Les dépenses de santé constituent donc une priorité pour une grande partie de la population.
Face à cette situation divers mécanismes de couverture maladie aussi bien publics que privés sont prévus pour soulager les populations. Mais ces mécanismes réunis, y compris l’INAM, ne couvrent qu’un peu plus de 6% de la population globale. Au moins 94% de la population restent à couvrir.
L’ambition des autorités du pays, en mettant en place l’INAM, est de parvenir à terme à étendre la couverture maladie aux populations jusqu’ici exclues des mécanismes de prise en charge en place.
Les mutuelles peuvent-elles être une solution pour étendre la couverture maladie au Togo et notamment organiser le secteur informel ?
Une mutuelle est une association à but non lucratif basée sur les principes de solidarité et d’entraide entre des personnes physiques qui y adhèrent de façon libre et volontaire. La mutuelle a pour objet la prévention des risques sociaux liés à la personne et à la réparation de leurs conséquences.
La mutuelle reste l’une des expériences les plus anciennes en matière d’organisation des hommes qui prennent conscience de leur vulnérabilité face à un risque social. Mais leur existence, à ce jour, n’a pas permis d’atteindre une couverture optimale des populations en matière de santé.
En matière de mutuelles de santé communautaires sur base d’une adhésion volontaire par exemple, le travail réalisé par les Organisations Non Gouvernementales (ONG) au cours des dix dernières années dans les pays de la région plafonne à un taux de couverture de la population qui se situe entre 2% et 5% ; pourquoi ?

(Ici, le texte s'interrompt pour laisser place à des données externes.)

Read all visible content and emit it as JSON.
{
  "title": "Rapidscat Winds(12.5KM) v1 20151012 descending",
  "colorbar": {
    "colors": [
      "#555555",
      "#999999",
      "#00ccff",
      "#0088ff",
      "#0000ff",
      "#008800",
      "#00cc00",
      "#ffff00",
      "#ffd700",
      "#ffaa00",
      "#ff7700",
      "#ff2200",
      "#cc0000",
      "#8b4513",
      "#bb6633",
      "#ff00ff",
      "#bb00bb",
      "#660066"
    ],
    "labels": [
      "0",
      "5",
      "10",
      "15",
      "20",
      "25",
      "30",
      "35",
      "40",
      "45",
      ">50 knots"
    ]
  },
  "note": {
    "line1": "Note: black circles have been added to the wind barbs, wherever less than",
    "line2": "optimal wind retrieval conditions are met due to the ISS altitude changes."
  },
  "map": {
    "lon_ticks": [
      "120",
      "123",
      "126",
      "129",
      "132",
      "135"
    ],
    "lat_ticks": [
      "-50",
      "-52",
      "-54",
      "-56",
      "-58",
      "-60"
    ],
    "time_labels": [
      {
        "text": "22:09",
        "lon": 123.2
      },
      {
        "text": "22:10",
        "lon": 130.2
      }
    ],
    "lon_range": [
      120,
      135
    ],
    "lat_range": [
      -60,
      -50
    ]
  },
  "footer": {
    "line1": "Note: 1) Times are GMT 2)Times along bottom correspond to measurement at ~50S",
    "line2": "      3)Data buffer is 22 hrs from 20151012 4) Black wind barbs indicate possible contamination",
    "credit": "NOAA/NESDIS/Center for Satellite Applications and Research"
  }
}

L’adhésion volontaire à une mutuelle de santé est l’obstacle essentiel pour qu’une mutuelle soit un partenaire contributif incontournable dans la mise en place d’une CMU au niveau national dans des délais raisonnables.
Une exception que l’on peut relever en matière de réalisation d’une CMU au départ de mutuelles de santé communautaires, le Rwanda, en raison d’une législation qui a obligé à un moment du développement des mutuelles l’adhésion obligatoire de tout citoyen rwandais à une mutuelle de santé.
Ceci dit, des mutuelles de santé basées sur les activités du secteur informel et agricole ou des mutuelles basées sur l’appartenance à un territoire peuvent constituer des partenaires d’un système national de couverture maladie par leur proximité avec les bénéficiaires.